Participatory Culture in a Networked Era: A Conversation on Youth, Learning, Commerce, and Politics by Henry Jenkins & Mizuko Ito & danah boyd

Participatory Culture in a Networked Era: A Conversation on Youth, Learning, Commerce, and Politics by Henry Jenkins & Mizuko Ito & danah boyd

Author:Henry Jenkins & Mizuko Ito & danah boyd [Jenkins, Henry]
Language: eng
Format: azw3
ISBN: 9781509503230
Publisher: Wiley
Published: 2015-11-04T16:00:00+00:00


Managing Media Consumption

Mimi: One problem I have with some of the criticism is that the response is to reel things back into old systems of legitimacy, control, and validation: to say no to technology, go back to reading books, and shut off Wi-Fi in the classroom. Just telling kids to disconnect or hoping technology will go away is not realistic or even desirable. The technology is infinitely malleable, and the question we need to be asking is how new norms, practices, and literacies can make our engagements most productive individually and collectively. It’s not a simple binary. We’re starting to devolve power away from institutions to collectives and individuals and networks, and that means that every person has to take responsibility for the credibility of information, their ownership and production of it, in ways that weren’t quite as necessary in an earlier era.

danah: Even information is often boiled down to an assessment of whether a particular piece of media content – or a particular platform – is good or bad. Teenagers tell me that they’ve been told that Wikipedia is bad while Google is good. When I push them on this, I find that they’re often not sure exactly what this means. But they’ve been taught to read certain platforms as trustworthy and to eschew others, with no critical apparatus to understand why. I’m saddened by the low level of computational and media literacy out there and the broad refusal to engage with these issues. It’s easier to be afraid of technology and media than to engage critically with it.

Much of what’s at stake has to do with the ways in which norms and values are negotiated in our networked society and how we reach widespread consensus when there are significant value-laden conflicts. Whose values get to shape public discourse? How do we think about personal desires versus societal benefits? When information and tools reflect values, how are they interpreted or rejected?
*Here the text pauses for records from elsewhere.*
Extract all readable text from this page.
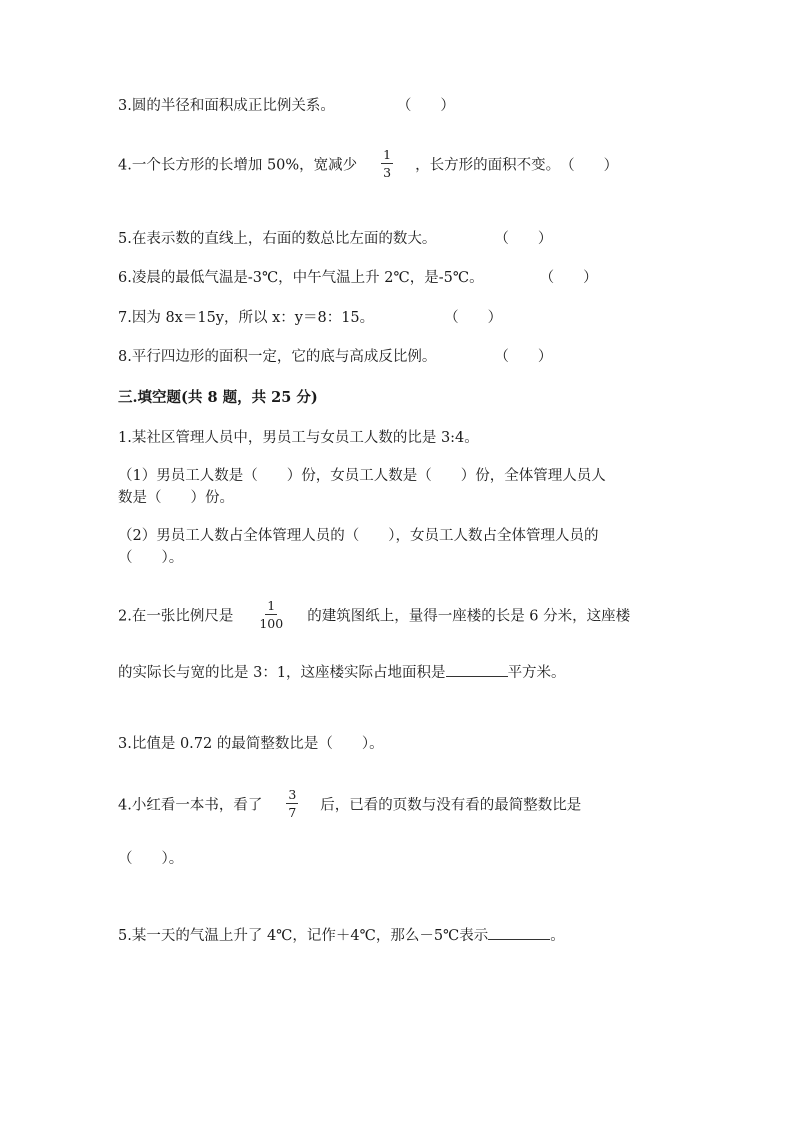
3.圆的半径和面积成正比例关系。	（　　）
4.一个长方形的长增加 50%，宽减少 $\frac{1}{3}$ ，长方形的面积不变。（　　）
5.在表示数的直线上，右面的数总比左面的数大。	（　　）
6.凌晨的最低气温是-3℃，中午气温上升 2℃，是-5℃。	（　　）
7.因为 8x＝15y，所以 x：y＝8：15。	（　　）
8.平行四边形的面积一定，它的底与高成反比例。	（　　）
三.填空题(共 8 题，共 25 分)
1.某社区管理人员中，男员工与女员工人数的比是 3:4。
（1）男员工人数是（　　）份，女员工人数是（　　）份，全体管理人员人
数是（　　）份。
（2）男员工人数占全体管理人员的（　　），女员工人数占全体管理人员的
（　　）。
2.在一张比例尺是 $\frac{1}{100}$ 的建筑图纸上，量得一座楼的长是 6 分米，这座楼
的实际长与宽的比是 3：1，这座楼实际占地面积是	平方米。
3.比值是 0.72 的最简整数比是（　　）。
4.小红看一本书，看了 $\frac{3}{7}$ 后，已看的页数与没有看的最简整数比是
（　　）。
5.某一天的气温上升了 4℃，记作＋4℃，那么－5℃表示	。
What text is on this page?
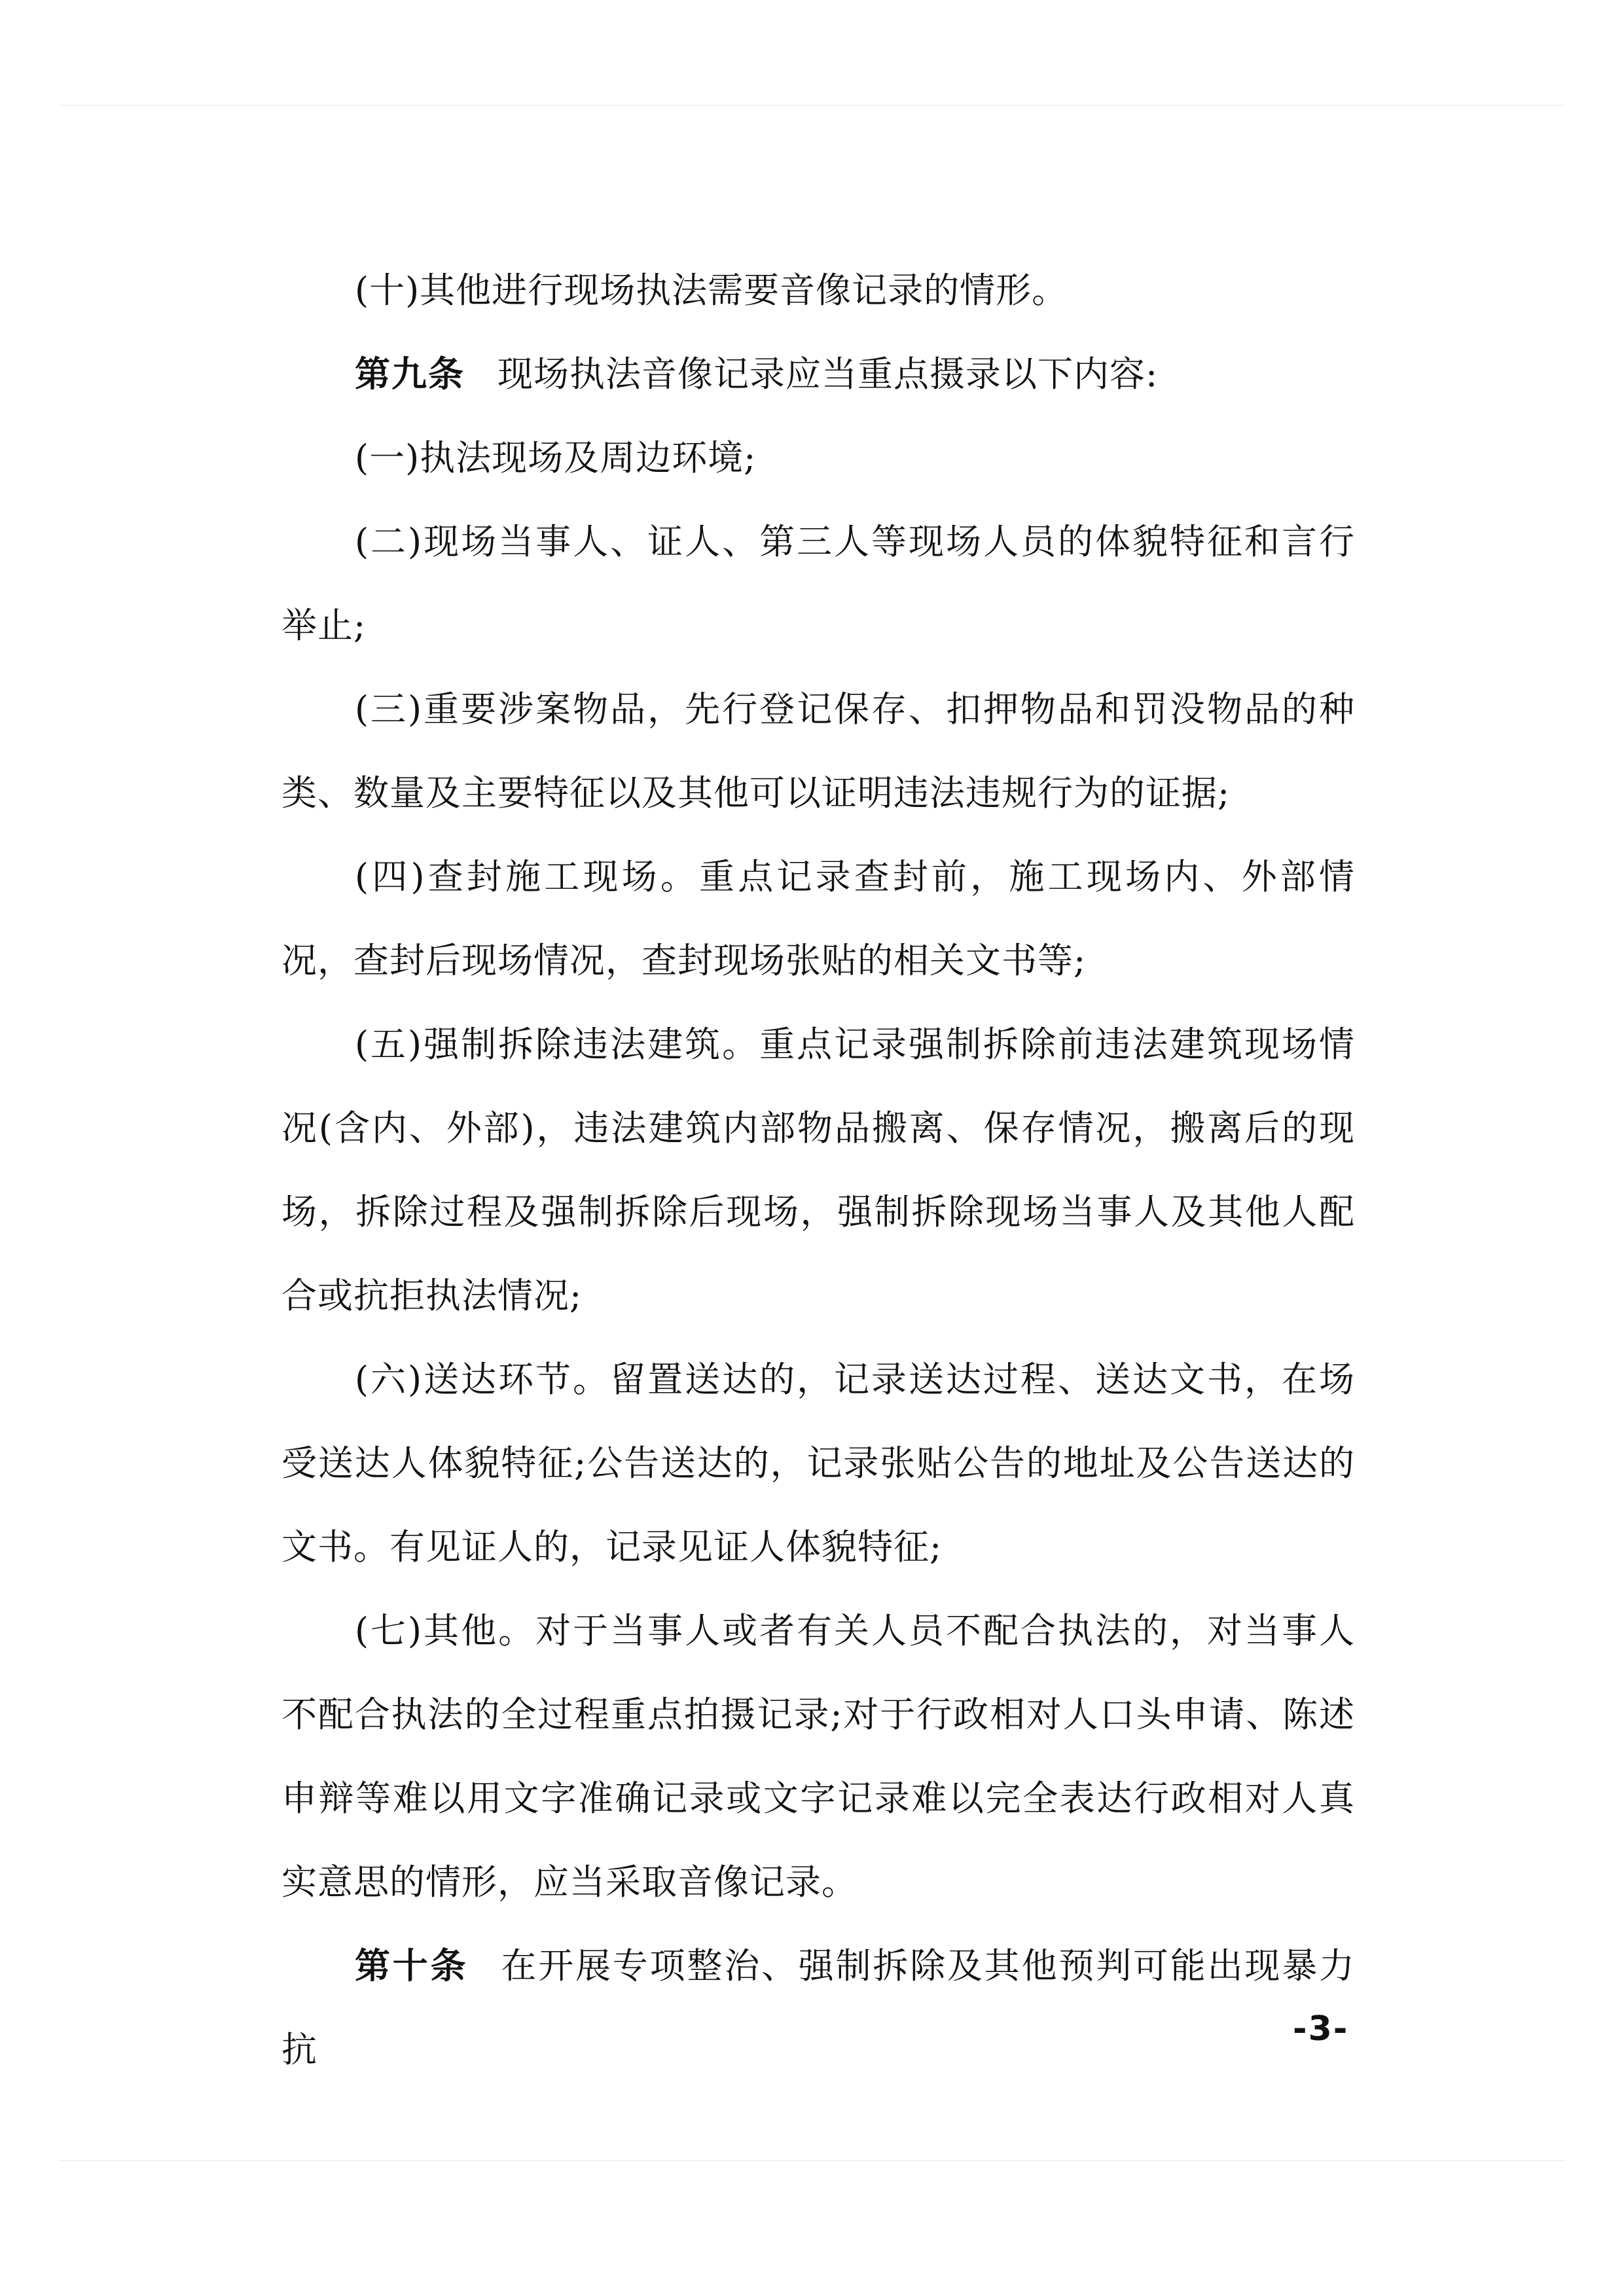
(十)其他进行现场执法需要音像记录的情形。

第九条 现场执法音像记录应当重点摄录以下内容:

(一)执法现场及周边环境;

(二)现场当事人、证人、第三人等现场人员的体貌特征和言行举止;

(三)重要涉案物品，先行登记保存、扣押物品和罚没物品的种类、数量及主要特征以及其他可以证明违法违规行为的证据;

(四)查封施工现场。重点记录查封前，施工现场内、外部情况，查封后现场情况，查封现场张贴的相关文书等;

(五)强制拆除违法建筑。重点记录强制拆除前违法建筑现场情况(含内、外部)，违法建筑内部物品搬离、保存情况，搬离后的现场，拆除过程及强制拆除后现场，强制拆除现场当事人及其他人配合或抗拒执法情况;

(六)送达环节。留置送达的，记录送达过程、送达文书，在场受送达人体貌特征;公告送达的，记录张贴公告的地址及公告送达的文书。有见证人的，记录见证人体貌特征;

(七)其他。对于当事人或者有关人员不配合执法的，对当事人不配合执法的全过程重点拍摄记录;对于行政相对人口头申请、陈述申辩等难以用文字准确记录或文字记录难以完全表达行政相对人真实意思的情形，应当采取音像记录。

第十条 在开展专项整治、强制拆除及其他预判可能出现暴力抗	-3-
Henry: There’s been a tendency behind many of these platforms to assume that what the majority likes is what’s best. This majoritarian logic means that there is very little if any commitment to ensuring that we have access to a diversity of perspectives, rather than simply allowing the most hegemonic thinking to be reproduced yet again. These sites do not necessarily create mechanisms which ensure that minority tastes and interests are fully represented, any more than broadcast media has done so. And, so, one area where we need to develop more critical literacy is around the mechanisms and processes that determine our relative access to different kinds of materials. As we confront today’s complex problems, we need to expand as much as possible the range of solutions that are proposed and the different kinds of expertise we tap. But most of us do not yet have very good tools or skills for seeking out and sustaining this diversity of perspective.

It’s one thing to look at the highest-circulating videos, which tend a bit towards the lowest common denominator – or at least appeal to majority tastes.